HCV Question: Mandatory Voucher Suspension

Q: Could you please explain the new rule requiring suspension of the voucher term? Is suspension the same thing as “tolling”? Does the new rule apply only to families exercising portability? We have not done suspensions in the past so we’re not sure how it works.
A: You’re correct that suspension of the voucher term, sometimes called “tolling,” is now mandatory. The change was included in the streamlining portability final rule, published on August 20, 2015. The effective date of the rule was September 21, 2015.

Prior to the new rule, suspension of the voucher term was optional for PHAs. And although the change was part of the streamlining portability final rule, it applies to all families, not just to families exercising portability.

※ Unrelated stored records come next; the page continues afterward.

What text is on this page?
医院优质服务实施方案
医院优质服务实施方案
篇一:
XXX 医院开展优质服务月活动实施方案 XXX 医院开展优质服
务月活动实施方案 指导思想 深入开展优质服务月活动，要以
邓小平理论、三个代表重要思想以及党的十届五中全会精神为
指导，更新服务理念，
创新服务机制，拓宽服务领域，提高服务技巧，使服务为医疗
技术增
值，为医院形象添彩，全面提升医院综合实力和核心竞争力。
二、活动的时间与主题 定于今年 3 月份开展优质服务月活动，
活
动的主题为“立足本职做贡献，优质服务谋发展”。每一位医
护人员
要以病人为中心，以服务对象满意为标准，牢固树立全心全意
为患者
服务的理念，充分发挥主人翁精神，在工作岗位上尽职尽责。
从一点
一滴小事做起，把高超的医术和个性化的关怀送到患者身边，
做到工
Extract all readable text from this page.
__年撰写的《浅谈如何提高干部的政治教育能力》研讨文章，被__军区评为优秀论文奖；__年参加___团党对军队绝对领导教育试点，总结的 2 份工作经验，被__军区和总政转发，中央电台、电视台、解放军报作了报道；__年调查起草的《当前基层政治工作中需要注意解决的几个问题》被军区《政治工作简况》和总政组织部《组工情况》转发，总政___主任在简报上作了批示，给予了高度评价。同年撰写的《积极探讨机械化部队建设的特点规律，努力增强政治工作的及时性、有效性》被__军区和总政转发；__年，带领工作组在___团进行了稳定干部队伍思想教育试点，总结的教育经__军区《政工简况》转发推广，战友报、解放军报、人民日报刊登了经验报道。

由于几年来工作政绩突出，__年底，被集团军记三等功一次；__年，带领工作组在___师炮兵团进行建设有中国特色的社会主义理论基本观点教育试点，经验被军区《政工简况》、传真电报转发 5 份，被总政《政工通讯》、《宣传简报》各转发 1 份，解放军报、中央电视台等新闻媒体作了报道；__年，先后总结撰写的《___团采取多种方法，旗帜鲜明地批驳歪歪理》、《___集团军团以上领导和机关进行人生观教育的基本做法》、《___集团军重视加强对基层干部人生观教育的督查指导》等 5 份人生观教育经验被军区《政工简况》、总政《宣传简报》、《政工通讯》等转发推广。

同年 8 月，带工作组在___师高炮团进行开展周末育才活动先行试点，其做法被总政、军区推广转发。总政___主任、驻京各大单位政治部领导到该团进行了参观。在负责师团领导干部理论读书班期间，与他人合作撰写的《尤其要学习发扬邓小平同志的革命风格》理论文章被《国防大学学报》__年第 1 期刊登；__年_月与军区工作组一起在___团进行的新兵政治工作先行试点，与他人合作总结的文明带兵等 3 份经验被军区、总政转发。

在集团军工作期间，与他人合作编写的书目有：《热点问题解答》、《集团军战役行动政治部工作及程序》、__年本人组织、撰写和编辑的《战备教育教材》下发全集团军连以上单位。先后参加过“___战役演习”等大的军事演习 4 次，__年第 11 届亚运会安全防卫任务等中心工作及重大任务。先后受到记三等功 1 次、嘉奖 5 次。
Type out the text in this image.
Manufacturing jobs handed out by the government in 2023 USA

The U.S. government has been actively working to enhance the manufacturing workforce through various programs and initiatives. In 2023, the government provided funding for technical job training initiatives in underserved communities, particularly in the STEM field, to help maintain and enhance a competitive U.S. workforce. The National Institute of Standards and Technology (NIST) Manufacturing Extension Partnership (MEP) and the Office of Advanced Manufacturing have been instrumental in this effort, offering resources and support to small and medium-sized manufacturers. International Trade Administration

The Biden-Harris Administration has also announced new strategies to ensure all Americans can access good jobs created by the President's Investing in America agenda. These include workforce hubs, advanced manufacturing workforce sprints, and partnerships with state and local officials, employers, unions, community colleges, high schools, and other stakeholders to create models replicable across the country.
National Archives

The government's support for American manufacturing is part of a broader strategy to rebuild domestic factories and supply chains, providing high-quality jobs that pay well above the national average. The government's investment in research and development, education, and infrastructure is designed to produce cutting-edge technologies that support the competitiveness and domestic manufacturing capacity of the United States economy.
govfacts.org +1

Here is the revised regulation at 24 Code of Federal Regulations 982.303(c):

Suspension of term. The PHA must provide for suspension of the initial or any extended term of the voucher from the date that the family submits a request for PHA approval of the tenancy until the date the PHA notifies the family in writing whether the request has been approved or denied.

Suspension means that the PHA stops the “clock” on the voucher term when an applicant or participant submits a request for tenancy approval (RFTA). The minimum voucher term is 60 days; some agencies allow for a longer initial term or allow clients to request extensions. So if the PHA issues a voucher with a 60-day term, and the client submits an RFTA on day 45, the voucher term will still have 15 days to run when the PHA determines whether the unit can be approved.

A couple of things to keep in mind: if the PHA approves the unit and the client leases that unit, the voucher suspension will not have any effect. There would be no reason for the PHA to add days to the voucher term after the client leases a unit. Also, agencies that did not suspend the voucher term prior to the rule change may find that fewer clients will have a need to request term extensions.

Let’s look at an example. ABC Housing Authority issues a voucher to Mrs. Smith, an applicant, on October 1. The voucher has a 60-day term and an expiration date of November 29.

  • On October 15 Mrs. Smith submits an RFTA. The voucher term is suspended with 46 days remaining.
  • On October 23 the PHA inspects the unit. The unit fails the inspection and the owner states that he is not willing to make required repairs. On October 23 the PHA notifies Mrs. Smith in writing that the unit cannot be approved. The voucher term resumes with a new expiration date of December 5.
  • On October 30, Mrs. Smith submits an RFTA for a different unit. The voucher term is suspended again, with 40 days remaining.

On November 5 the PHA inspects the unit. The unit passes and the PHA has determined that the rent is reasonable and that the unit is affordable. The lease and HAP contract are executed with an effective date of November 5. The PHA notifies Mrs. Smith in writing that the unit has been approved. Since the client has leased a unit, the 40 remaining days in the voucher term will not be needed.